Ihre Kindheit im Krieg – die Bomben auf ihre Heimatstadt Heilbronn, die auch das Haus, in dem sie mit ihrer Mutter und den Geschwistern lebte, zerstörten –, hat Heidis Leben entscheidend geprägt. Sie mussten zu den Großeltern ziehen und dort auf das Ende des Krieges hoffen. Der Krieg ging zu Ende, aber Heidis Vater kam nicht zurück. Stattdessen kam eines Tages eine Karte: „Ostersamstag 1949. Ich kam von Ostereinkäufen nach Hause. Mama saß starr mit grauem, versteinertem Gesicht in der Küche auf einem Stuhl, meine Geschwister um sie gedrängt. Auf dem Tisch lag eine Karte. Ich wusste sofort, dass etwas Schreckliches passiert war. ‚Ich teile ihnen mit, dass ich mit ihrem Mann Paul Hoss zusammen im Kriegslazarett Frolow bei Stalingrad war und er dort im November 1944 verstorben ist.‘ Wir hatten keinen Papa mehr!“

Heidi hat die Schrecken des Krieges am eigenen Leibe erlebt – sie kannte Hunger, Not, das Leid der Verwundeten, den Schmerz, den der Verlust geliebter Menschen mit sich brachte. Ihr lebenslanger, leidenschaftlicher Streit für den Frieden hat seinen Ursprung in diesen Erfahrungen.

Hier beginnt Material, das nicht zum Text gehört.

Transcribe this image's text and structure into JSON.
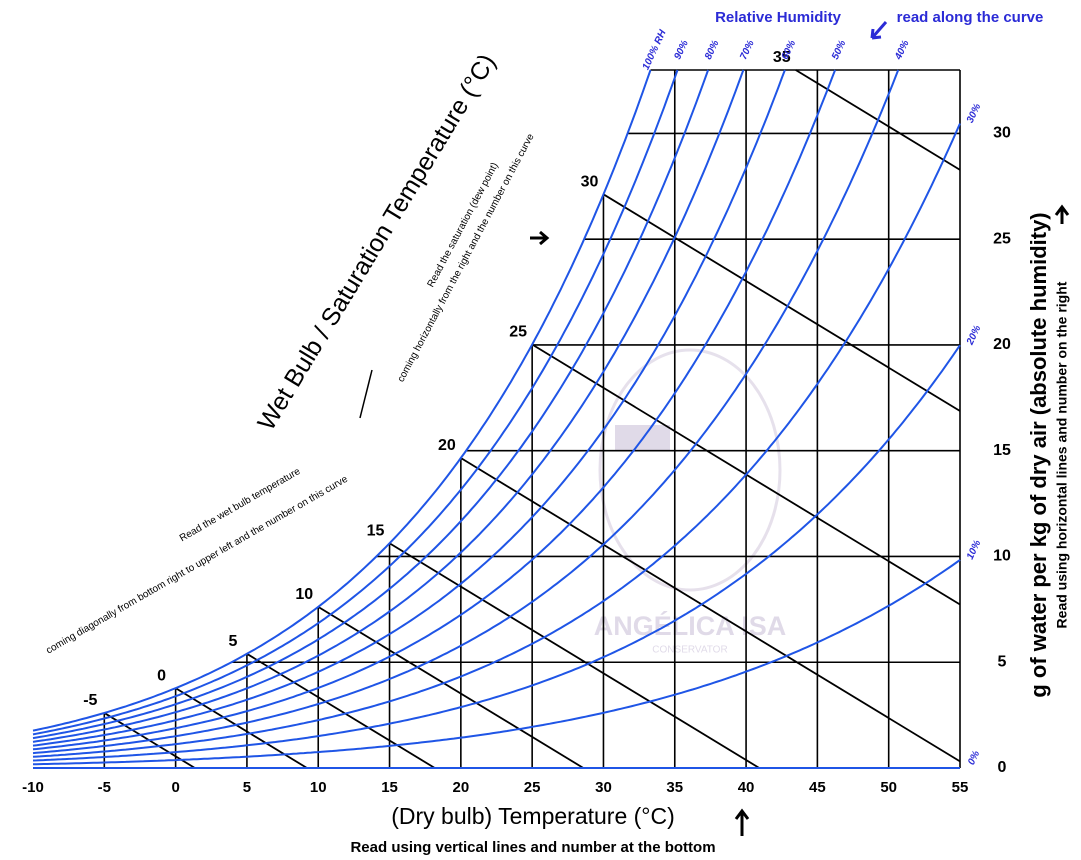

Eine wichtige Begegnung in den ersten Nachkriegsjahren hat sie in ihrem Buch beschrieben, das Kapitel heißt „Mein erster Kommunist“. Der Vermieter hatte die Plumpsklo-Gruben geleert und die Fäkalien unter das Fenster von Heidis Familie geschüttet. Keiner wollte helfen, alle fürchteten sich vor dem reichen, mächtigen Mann. Da rief Heidis Mutter kurzerhand im 60 Kilometer entfernten KPD-Büro an. Am nächsten Tag kam ein Genosse vorbei und knöpfte sich den Kriegsgewinnler, wie er ihn nannte, vor – ein Erlebnis, das großen Eindruck auf die junge Heidi machte. So fand sie nach dem Abschluss der Höheren Handelsschule in Tauberbischofsheim auch ihre erste Stelle bei Julius Schätzle in Stuttgart bei der KPD-Landesleitung. Gegen das Heimweh, das sie in der großen, fremden Stadt plagte, halfen nur Freunde, das wussten die Genossen. Und die fand Heidi schnell – erst bei den Naturfreunden und wenig später bei den Jugendfreunden der FDJ. Die verstanden sich aufs Diskutieren, aber auch aufs Feiern. Na ja, nicht alle. Eine Gruppe, die Westler, konnte auch bei den ausgelassensten Tanzveranstaltungen nicht aufhören. „Geh weg mit dem Sockahopf“ soll „ein bebrilltes Bürschchen mit noch nicht rasiertem Bartflaum“ zu Heidi gesagt haben.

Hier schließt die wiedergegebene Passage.